Puncture inoculation. This method is often used to preserve anaerobic strains or to study the dynamics of microorganisms. When needle vaccination is done, the inoculation tool used is the inoculation needle. The medium used is generally a semi-solid medium.

It is done by dipping a small amount of the inoculation needle into a small number of strains and making a straight puncture along the center of the semi-solid medium to the bottom of the tube, and if a bacterium has flagella and can move, it can grow around the puncture line.

Live inoculation. Live inoculation is a method used specifically to culture viruses or other pathogenic microorganisms because viruses must be inoculated into living organisms in order to grow and reproduce. The living organism used can be a whole animal; It can also be an ex vivo biopsy, such as a monkey kidney; It can also be a developed chicken embryo. Inoculation can be done by injection or mixture feeding.

Pour mixed inoculation. In this method, the microorganisms to be received are first put into the petri dish of Zhonghai Biology, and then poured into the solid medium cooled to about 45 °C, and quickly and gently shaken well, so that the bacterial solution can achieve the purpose of dilution. After the plate is solidified, it can be incubated at the right temperature to grow a single microbial colony.

Scribing inoculation. This is the most commonly used method of vaccination. That is, the surface of the solid medium can be moved back and forth in a straight line, and the effect of inoculation can be achieved. Commonly used inoculation tools include inoculation loops, inoculation needles, etc. This method is commonly used in inclined inoculation and plate marking.

Coating inoculation. It is slightly different from pouring mixed inoculation, that is, first pour the plate, let it solidify, and then pour the bacterial solution into the plate, and quickly use the coating rod to coat back and forth on the surface, so that the bacterial liquid is evenly distributed, and a single microbial colony can grow.
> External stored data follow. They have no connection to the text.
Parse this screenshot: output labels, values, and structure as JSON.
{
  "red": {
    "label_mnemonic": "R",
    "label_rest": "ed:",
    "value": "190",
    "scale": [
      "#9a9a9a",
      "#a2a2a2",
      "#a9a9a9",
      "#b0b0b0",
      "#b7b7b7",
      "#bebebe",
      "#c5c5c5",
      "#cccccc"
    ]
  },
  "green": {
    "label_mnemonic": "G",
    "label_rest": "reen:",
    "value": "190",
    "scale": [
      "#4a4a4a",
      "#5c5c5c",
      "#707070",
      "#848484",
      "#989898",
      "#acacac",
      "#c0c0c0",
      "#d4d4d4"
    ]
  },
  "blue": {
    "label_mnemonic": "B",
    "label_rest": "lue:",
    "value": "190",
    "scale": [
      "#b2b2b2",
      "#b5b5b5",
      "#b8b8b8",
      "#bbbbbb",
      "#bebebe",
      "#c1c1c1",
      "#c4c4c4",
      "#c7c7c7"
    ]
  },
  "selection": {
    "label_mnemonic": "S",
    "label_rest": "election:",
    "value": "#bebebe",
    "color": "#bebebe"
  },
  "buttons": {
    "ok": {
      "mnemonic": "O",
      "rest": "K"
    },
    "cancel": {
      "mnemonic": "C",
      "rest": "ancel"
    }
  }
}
In 1905, the German microbiologist Koch was awarded the Nobel Prize for his significant achievements in the study of Mycobacterium tuberculosis and tuberculin. He invented the solid medium and used it to isolate and culture bacteria, creating a pure culture method for bacteria. He also improved the bacterial staining method to create favorable conditions for the study of bacterial morphology and structure.
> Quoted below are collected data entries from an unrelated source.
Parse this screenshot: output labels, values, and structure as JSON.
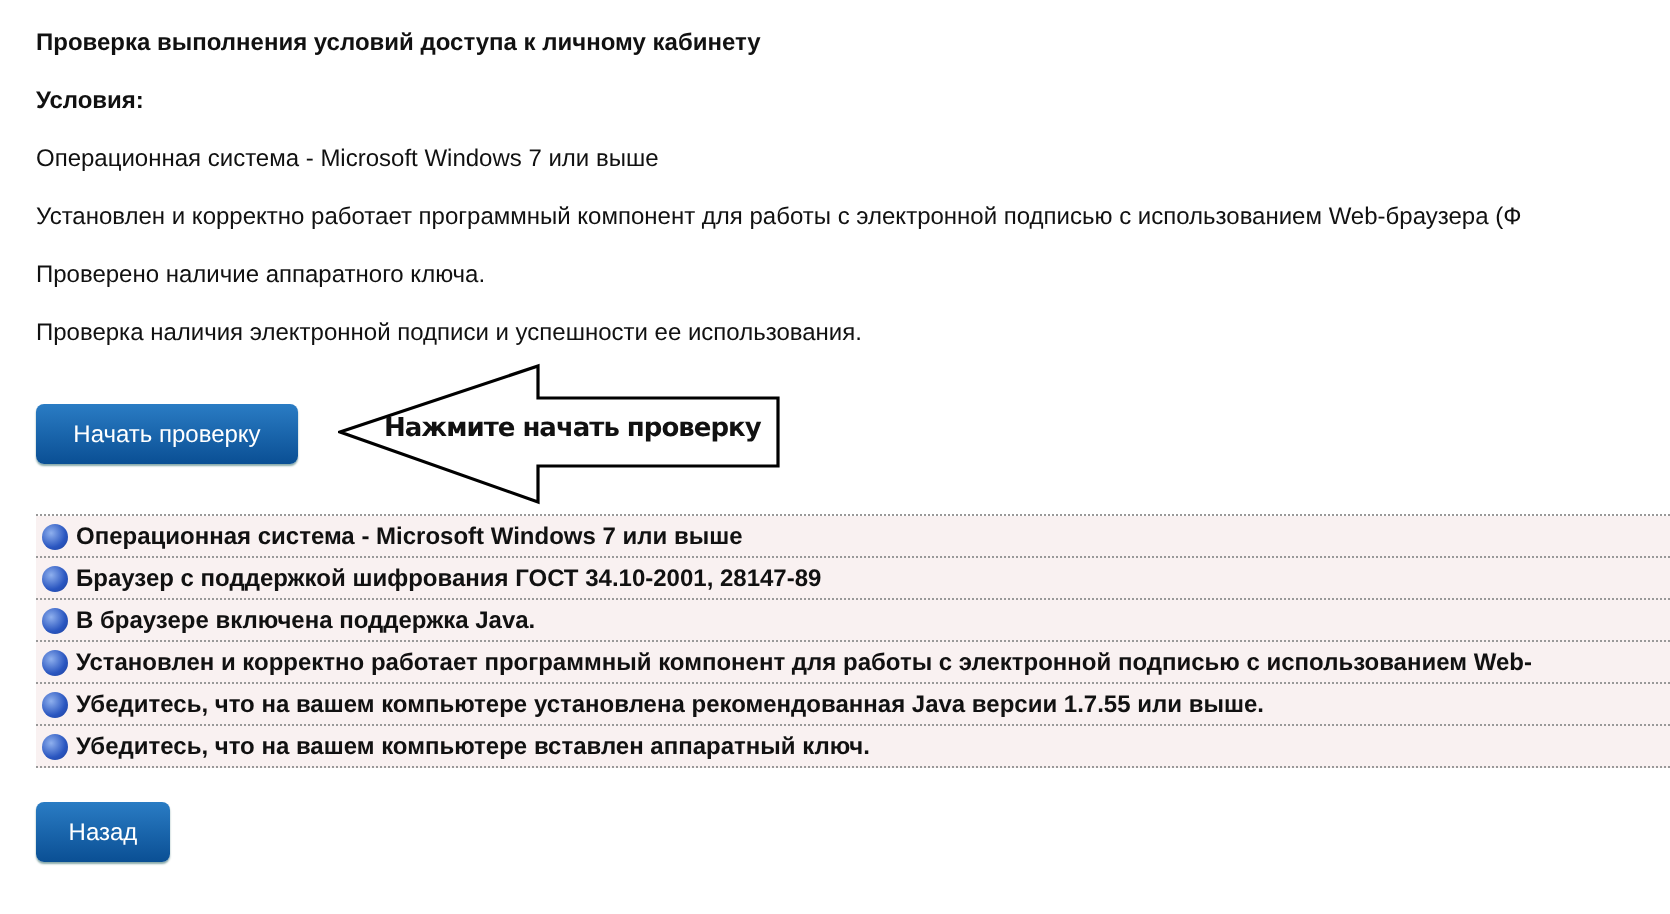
{
  "title": "Проверка выполнения условий доступа к личному кабинету",
  "conditions_label": "Условия:",
  "conditions": [
    "Операционная система - Microsoft Windows 7 или выше",
    "Установлен и корректно работает программный компонент для работы с электронной подписью с использованием Web-браузера (Ф",
    "Проверено наличие аппаратного ключа.",
    "Проверка наличия электронной подписи и успешности ее использования."
  ],
  "start_button": "Начать проверку",
  "hint": "Нажмите начать проверку",
  "checks": [
    "Операционная система - Microsoft Windows 7 или выше",
    "Браузер с поддержкой шифрования ГОСТ 34.10-2001, 28147-89",
    "В браузере включена поддержка Java.",
    "Установлен и корректно работает программный компонент для работы с электронной подписью с использованием Web-",
    "Убедитесь, что на вашем компьютере установлена рекомендованная Java версии 1.7.55 или выше.",
    "Убедитесь, что на вашем компьютере вставлен аппаратный ключ."
  ],
  "back_button": "Назад"
}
Dutch scientist Prof. E. C Hansen studies the yeast that ferments beer, creating a pure culture method for single cells. Later, some people used the pure culture method to select the appropriate yeast for the industrial production of beer, which opened the way for the application of the pure culture method in industrial fermentation. Haas, a student of Hanson, found that the solid medium made of gelatin used at the time was prone to liquefaction and difficult to use.
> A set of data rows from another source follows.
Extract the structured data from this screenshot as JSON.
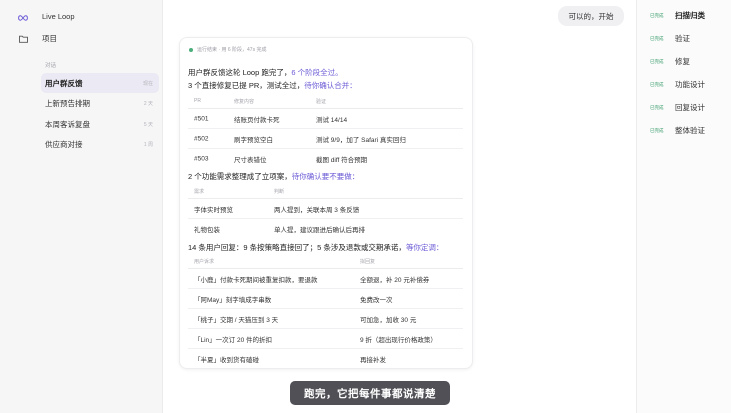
{
  "sidebar": {
    "top_items": [
      {
        "label": "Live Loop",
        "icon": "infinity-icon"
      },
      {
        "label": "项目",
        "icon": "folder-icon"
      }
    ],
    "section_label": "对话",
    "items": [
      {
        "label": "用户群反馈",
        "meta": "现在",
        "active": true
      },
      {
        "label": "上新预告排期",
        "meta": "2 天",
        "active": false
      },
      {
        "label": "本周客诉复盘",
        "meta": "5 天",
        "active": false
      },
      {
        "label": "供应商对接",
        "meta": "1 周",
        "active": false
      }
    ]
  },
  "chat": {
    "user_message": "可以的，开始"
  },
  "card": {
    "status": "运行结束 · 用 6 阶段，47s 完成",
    "summary_prefix": "用户群反馈这轮 Loop 跑完了，",
    "summary_highlight": "6 个阶段全过。",
    "pr_intro_prefix": "3 个直接修复已提 PR，测试全过，",
    "pr_intro_highlight": "待你确认合并：",
    "pr_table": {
      "headers": [
        "PR",
        "修复内容",
        "验证"
      ],
      "rows": [
        [
          "#501",
          "结账页付款卡死",
          "测试 14/14"
        ],
        [
          "#502",
          "刷字预览空白",
          "测试 9/9，加了 Safari 真实回归"
        ],
        [
          "#503",
          "尺寸表错位",
          "截图 diff 符合预期"
        ]
      ]
    },
    "feature_intro_prefix": "2 个功能需求整理成了立项案，",
    "feature_intro_highlight": "待你确认要不要做：",
    "feature_table": {
      "headers": [
        "需求",
        "判断"
      ],
      "rows": [
        [
          "字体实时预览",
          "两人提到，关联本周 3 条反馈"
        ],
        [
          "礼物包装",
          "单人提，建议跟进后确认后再排"
        ]
      ]
    },
    "reply_intro_prefix": "14 条用户回复：9 条按策略直接回了；5 条涉及退款或交期承诺，",
    "reply_intro_highlight": "等你定调：",
    "reply_table": {
      "headers": [
        "用户诉求",
        "拟回复"
      ],
      "rows": [
        [
          "「小鹿」付款卡死期间被重复扣款，要退款",
          "全额退，补 20 元补偿券"
        ],
        [
          "「阿May」刻字填成字串数",
          "免费改一次"
        ],
        [
          "「桃子」交期 / 天猫压到 3 天",
          "可加急，加收 30 元"
        ],
        [
          "「Lin」一次订 20 件的折扣",
          "9 折（超出现行价格政策）"
        ],
        [
          "「半夏」收到货有磕碰",
          "再接补发"
        ]
      ]
    }
  },
  "caption": "跑完，它把每件事都说清楚",
  "right_panel": {
    "items": [
      {
        "status": "已完成",
        "label": "扫描归类"
      },
      {
        "status": "已完成",
        "label": "验证"
      },
      {
        "status": "已完成",
        "label": "修复"
      },
      {
        "status": "已完成",
        "label": "功能设计"
      },
      {
        "status": "已完成",
        "label": "回复设计"
      },
      {
        "status": "已完成",
        "label": "整体验证"
      }
    ]
  }
}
Haas's wife suggested using agar instead of gelatin, and the results were good. This agar medium was adopted by later generations and is still in use today. Later, a Petri dish was created for the separation of microbial plates.

Since then, more and more microorganisms have been isolated and new microorganisms have been discovered. In this way, microorganisms that can be used for industrial use are increasingly abundant, and a new force of microorganisms has sprung up.